A training program for child labor field inspectors, which began in August 2010, initiated by the unit and the International Labor Organization (ILO), was halted in February due to political unrest and a funding shortfall. Another awareness program for families, child workers and employers, which was meant to start in February with funding from the government, was also put on hold, she said.

Dangerous work

More than 90 percent of child workers live in rural areas, and children in these areas are five times more likely to be working than children in urban areas, said a 2009 report by CHF International.

Since 2001, the Child Labor Combating Unit - in conjunction with the ILO - has managed to rescue 4,200 children from dangerous jobs.

The risks typically involve exposure to pesticides, and operating dangerous agricultural equipment. Current labor law in Yemen defines a working child as a person under 15, but does not specify a minimum age of employment.

In its second phase from September 2008 to August 2011, the Access-Plus Project, run by local NGO Charitable Society for Social Welfare and Community Housing Foundation International, with funds from the US Department of Labor, currently has 7,363 former child laborers, or children at risk of being engaged in labor, enrolled in education programs in the governorates of Hajjah, Taiz, Aden and Hodeidah, according to project director Roberta Contin.

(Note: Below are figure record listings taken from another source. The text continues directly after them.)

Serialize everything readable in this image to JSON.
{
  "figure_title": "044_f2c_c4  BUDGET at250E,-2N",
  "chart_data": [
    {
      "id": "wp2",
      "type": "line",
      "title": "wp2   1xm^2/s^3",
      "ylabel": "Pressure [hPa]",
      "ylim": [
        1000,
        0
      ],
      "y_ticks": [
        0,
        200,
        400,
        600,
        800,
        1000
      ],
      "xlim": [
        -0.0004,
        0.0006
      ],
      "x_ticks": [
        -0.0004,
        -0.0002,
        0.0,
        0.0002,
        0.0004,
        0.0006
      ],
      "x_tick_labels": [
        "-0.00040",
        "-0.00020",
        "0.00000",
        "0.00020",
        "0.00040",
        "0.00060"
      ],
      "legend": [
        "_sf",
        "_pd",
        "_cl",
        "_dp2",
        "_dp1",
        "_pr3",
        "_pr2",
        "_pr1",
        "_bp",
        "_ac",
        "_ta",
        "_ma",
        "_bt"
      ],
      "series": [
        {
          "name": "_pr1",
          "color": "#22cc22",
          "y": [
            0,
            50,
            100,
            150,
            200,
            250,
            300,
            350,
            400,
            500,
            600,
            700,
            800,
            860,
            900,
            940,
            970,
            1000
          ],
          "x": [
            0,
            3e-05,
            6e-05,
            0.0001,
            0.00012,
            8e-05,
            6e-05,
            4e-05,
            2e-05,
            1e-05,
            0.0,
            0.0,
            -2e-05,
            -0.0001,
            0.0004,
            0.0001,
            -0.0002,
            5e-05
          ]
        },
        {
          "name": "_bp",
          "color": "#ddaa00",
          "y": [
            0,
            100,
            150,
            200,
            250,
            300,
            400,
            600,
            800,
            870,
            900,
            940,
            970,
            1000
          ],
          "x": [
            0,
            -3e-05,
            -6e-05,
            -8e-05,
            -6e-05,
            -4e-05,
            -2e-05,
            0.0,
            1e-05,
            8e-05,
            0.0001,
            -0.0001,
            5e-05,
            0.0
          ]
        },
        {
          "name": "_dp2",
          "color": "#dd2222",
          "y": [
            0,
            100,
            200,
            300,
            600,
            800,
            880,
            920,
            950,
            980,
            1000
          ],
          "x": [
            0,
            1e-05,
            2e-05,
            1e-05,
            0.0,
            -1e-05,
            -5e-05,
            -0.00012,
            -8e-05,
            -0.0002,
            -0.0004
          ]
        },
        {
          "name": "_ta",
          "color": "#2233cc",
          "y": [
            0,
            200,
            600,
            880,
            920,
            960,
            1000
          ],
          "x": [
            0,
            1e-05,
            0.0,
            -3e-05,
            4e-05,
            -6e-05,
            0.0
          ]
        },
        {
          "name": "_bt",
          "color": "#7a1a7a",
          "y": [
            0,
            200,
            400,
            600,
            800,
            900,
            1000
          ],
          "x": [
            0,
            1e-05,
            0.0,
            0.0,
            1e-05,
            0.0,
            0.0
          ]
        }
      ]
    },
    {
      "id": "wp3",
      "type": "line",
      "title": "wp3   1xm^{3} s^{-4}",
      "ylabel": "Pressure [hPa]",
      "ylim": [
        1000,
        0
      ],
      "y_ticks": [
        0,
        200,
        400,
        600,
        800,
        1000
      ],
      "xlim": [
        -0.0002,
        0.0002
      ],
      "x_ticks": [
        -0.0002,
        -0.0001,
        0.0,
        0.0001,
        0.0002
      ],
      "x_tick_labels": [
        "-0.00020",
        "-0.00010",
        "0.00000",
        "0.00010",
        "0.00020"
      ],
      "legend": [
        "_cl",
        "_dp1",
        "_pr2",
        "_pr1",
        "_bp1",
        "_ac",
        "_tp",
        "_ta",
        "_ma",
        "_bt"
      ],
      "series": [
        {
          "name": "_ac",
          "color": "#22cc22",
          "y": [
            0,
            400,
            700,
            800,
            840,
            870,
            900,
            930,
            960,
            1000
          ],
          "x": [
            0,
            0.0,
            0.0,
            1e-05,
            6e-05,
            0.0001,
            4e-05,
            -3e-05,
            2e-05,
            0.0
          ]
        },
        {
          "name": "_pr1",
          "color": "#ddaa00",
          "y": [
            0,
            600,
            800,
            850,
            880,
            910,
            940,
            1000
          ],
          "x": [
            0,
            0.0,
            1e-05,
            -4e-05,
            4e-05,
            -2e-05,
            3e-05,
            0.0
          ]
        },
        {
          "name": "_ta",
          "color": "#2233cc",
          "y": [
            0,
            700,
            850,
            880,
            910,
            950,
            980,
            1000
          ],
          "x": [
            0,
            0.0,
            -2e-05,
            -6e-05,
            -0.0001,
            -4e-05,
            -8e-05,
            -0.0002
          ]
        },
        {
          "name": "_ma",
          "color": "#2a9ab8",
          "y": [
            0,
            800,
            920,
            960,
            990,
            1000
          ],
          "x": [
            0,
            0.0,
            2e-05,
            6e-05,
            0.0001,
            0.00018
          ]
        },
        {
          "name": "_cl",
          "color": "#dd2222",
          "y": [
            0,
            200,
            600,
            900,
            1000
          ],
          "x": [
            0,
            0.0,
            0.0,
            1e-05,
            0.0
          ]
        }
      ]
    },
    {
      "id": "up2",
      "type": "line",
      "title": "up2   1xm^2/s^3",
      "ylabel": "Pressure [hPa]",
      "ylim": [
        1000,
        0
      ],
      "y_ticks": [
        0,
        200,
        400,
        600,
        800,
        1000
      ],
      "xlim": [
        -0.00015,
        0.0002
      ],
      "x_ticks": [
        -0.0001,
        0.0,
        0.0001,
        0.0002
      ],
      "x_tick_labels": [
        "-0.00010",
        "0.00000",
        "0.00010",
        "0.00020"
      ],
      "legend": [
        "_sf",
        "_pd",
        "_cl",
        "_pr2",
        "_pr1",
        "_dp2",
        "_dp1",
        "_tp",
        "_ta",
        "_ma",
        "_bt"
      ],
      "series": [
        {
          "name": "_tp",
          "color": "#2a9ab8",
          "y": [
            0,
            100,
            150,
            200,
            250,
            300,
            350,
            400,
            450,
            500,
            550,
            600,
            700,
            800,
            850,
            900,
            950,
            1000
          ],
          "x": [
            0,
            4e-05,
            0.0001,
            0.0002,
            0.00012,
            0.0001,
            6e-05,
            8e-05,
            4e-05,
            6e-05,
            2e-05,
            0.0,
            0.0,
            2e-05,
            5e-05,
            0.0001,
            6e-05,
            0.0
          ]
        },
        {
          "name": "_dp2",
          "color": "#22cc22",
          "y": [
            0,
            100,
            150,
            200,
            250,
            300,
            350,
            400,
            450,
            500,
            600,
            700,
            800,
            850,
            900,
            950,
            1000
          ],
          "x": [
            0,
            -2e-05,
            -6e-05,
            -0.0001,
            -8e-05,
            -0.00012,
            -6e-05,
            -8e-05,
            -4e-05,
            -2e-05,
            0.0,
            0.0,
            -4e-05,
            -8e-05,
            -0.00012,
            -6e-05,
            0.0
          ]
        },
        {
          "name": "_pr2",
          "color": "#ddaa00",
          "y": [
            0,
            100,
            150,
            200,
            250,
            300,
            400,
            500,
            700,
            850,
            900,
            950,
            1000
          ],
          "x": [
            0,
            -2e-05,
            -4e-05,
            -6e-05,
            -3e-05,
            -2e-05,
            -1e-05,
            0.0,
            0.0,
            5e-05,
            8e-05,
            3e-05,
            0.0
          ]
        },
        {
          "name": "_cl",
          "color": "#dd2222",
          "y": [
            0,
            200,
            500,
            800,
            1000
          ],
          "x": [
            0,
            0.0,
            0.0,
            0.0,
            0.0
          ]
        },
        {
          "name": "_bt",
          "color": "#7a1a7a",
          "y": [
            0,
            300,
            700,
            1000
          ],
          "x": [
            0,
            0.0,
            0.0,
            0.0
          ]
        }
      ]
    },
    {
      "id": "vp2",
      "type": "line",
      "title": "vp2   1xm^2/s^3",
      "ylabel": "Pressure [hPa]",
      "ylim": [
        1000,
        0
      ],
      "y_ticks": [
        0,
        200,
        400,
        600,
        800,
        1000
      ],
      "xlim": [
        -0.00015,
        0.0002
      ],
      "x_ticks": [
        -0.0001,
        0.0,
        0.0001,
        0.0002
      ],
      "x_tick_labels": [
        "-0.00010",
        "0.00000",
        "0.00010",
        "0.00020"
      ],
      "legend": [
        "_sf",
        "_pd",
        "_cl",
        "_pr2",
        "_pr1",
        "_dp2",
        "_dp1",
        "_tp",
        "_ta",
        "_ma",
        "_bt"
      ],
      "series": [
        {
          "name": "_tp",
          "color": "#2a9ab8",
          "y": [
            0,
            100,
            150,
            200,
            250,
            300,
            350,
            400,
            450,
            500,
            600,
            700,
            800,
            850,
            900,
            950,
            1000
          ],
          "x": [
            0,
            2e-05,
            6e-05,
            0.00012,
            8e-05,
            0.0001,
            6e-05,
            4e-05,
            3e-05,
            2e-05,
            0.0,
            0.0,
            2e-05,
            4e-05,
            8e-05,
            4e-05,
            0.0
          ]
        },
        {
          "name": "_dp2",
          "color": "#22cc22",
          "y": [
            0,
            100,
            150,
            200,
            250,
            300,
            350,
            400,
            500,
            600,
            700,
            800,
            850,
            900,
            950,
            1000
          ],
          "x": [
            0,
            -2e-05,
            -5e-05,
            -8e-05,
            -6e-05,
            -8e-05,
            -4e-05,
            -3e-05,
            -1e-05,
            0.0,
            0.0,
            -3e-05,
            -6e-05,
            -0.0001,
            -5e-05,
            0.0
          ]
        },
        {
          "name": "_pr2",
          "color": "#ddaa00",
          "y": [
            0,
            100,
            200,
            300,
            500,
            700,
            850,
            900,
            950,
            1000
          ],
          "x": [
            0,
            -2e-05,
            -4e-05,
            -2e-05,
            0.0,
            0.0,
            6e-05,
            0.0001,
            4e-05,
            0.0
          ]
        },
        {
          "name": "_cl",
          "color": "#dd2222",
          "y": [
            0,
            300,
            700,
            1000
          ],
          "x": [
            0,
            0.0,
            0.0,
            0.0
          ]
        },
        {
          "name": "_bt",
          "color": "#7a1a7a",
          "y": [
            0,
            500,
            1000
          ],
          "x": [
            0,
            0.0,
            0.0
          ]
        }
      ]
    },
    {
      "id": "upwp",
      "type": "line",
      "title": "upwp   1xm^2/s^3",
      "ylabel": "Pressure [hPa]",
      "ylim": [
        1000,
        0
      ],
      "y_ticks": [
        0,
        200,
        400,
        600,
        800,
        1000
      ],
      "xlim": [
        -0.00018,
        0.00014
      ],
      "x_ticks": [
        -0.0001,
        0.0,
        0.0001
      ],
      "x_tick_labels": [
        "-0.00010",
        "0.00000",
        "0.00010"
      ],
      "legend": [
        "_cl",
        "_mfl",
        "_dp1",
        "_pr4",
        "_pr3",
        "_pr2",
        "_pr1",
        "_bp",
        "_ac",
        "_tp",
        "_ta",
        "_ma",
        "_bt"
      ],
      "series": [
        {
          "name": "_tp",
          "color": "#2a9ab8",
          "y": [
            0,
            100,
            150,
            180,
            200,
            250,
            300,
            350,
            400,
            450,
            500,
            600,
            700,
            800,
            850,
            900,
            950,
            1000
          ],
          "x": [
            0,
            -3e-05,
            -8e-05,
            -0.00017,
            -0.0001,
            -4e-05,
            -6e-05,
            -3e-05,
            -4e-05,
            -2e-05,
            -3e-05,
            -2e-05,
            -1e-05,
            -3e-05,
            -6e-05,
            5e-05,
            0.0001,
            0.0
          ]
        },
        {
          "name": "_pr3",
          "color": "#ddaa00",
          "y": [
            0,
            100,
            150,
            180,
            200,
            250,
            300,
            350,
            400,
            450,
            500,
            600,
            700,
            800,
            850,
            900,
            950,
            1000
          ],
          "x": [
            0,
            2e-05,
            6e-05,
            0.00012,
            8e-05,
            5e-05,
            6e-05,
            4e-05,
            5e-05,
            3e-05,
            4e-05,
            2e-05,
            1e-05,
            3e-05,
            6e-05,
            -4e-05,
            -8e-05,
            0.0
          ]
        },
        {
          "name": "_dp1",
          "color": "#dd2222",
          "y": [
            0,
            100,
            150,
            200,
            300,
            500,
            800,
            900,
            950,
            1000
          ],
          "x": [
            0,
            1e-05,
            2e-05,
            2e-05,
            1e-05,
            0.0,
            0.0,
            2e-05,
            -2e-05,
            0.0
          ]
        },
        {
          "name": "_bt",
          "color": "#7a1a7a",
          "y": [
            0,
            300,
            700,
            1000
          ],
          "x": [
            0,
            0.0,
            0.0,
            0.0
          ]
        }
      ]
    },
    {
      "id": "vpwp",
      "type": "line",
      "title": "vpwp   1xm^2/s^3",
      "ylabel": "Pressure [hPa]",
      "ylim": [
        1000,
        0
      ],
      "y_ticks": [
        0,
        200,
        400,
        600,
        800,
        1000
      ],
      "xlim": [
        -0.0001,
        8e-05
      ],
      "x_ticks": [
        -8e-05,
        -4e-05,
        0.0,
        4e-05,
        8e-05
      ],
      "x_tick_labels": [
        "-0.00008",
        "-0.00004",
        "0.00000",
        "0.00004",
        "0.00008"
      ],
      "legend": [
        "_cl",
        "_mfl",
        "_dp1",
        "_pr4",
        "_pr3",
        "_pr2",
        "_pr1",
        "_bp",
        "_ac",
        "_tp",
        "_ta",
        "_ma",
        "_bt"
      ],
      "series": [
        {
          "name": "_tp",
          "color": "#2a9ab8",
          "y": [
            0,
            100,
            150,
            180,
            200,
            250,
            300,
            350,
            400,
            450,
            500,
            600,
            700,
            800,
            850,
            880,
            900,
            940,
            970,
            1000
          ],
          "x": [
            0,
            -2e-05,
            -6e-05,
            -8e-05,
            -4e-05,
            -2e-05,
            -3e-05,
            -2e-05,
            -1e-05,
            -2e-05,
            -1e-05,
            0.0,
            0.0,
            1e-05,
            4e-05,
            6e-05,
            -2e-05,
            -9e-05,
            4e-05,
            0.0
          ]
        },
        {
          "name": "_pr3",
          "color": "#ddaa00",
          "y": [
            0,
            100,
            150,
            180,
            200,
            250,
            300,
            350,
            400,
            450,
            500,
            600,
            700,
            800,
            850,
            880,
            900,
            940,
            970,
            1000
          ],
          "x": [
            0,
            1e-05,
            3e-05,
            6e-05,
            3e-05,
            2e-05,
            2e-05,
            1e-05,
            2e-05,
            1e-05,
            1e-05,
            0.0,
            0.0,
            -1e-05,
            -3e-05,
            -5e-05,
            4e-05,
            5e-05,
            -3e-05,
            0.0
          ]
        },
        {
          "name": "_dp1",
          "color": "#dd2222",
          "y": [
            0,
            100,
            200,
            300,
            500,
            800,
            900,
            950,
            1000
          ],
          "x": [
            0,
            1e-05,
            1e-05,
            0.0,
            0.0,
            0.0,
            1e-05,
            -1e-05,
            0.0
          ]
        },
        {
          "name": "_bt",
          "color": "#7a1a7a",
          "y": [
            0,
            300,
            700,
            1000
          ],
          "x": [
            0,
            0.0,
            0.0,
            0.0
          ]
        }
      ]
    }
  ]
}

Over 5,000 of them are aged 6-14 and enrolled in formal education; 750 are in vocational training, like sewing and embroidery; and 1,301 in literacy courses for those aged 14-17.

Some children have had to miss literacy and vocational training classes because of the political unrest. Other project activities have been delayed, reduced or cancelled.

Another 6,400 children have already gone through the Access-Plus Project during the program's first phase from September 2004 to August 2008, which provides them with school uniforms, shoes, school bags and stationery; and exempts them from paying tuition fees.

Saudi pull

Children in Hajjah Governorate are particularly vulnerable, as neighboring countries with higher living standards can be enticing to parents. “As the governorate is close to the border with Saudi Arabia, thousands of children stop going to school just to illegally migrate to Saudi in search of work,” project manager Jamal al-Haddi told IRIN.

The Access-Plus Project also caters for children with learning disabilities and has set up 24 classrooms for that purpose. “These classrooms, equipped with computers, educational games and other remedial education equipment, have proved effective in helping children with retarded mental growth read and write," al-Haddi said.

Lawyer Mohammed al-Rowaini told IRIN amendments to the labor law presented to parliament in October 2010 include stipulating a minimum age for employment, and forcing employers to get written consent from a parent or guardian before employing someone aged under 15, with sanctions against employers who fail to comply.

However, the current political turmoil has put paid to the amendment’s passage through parliament.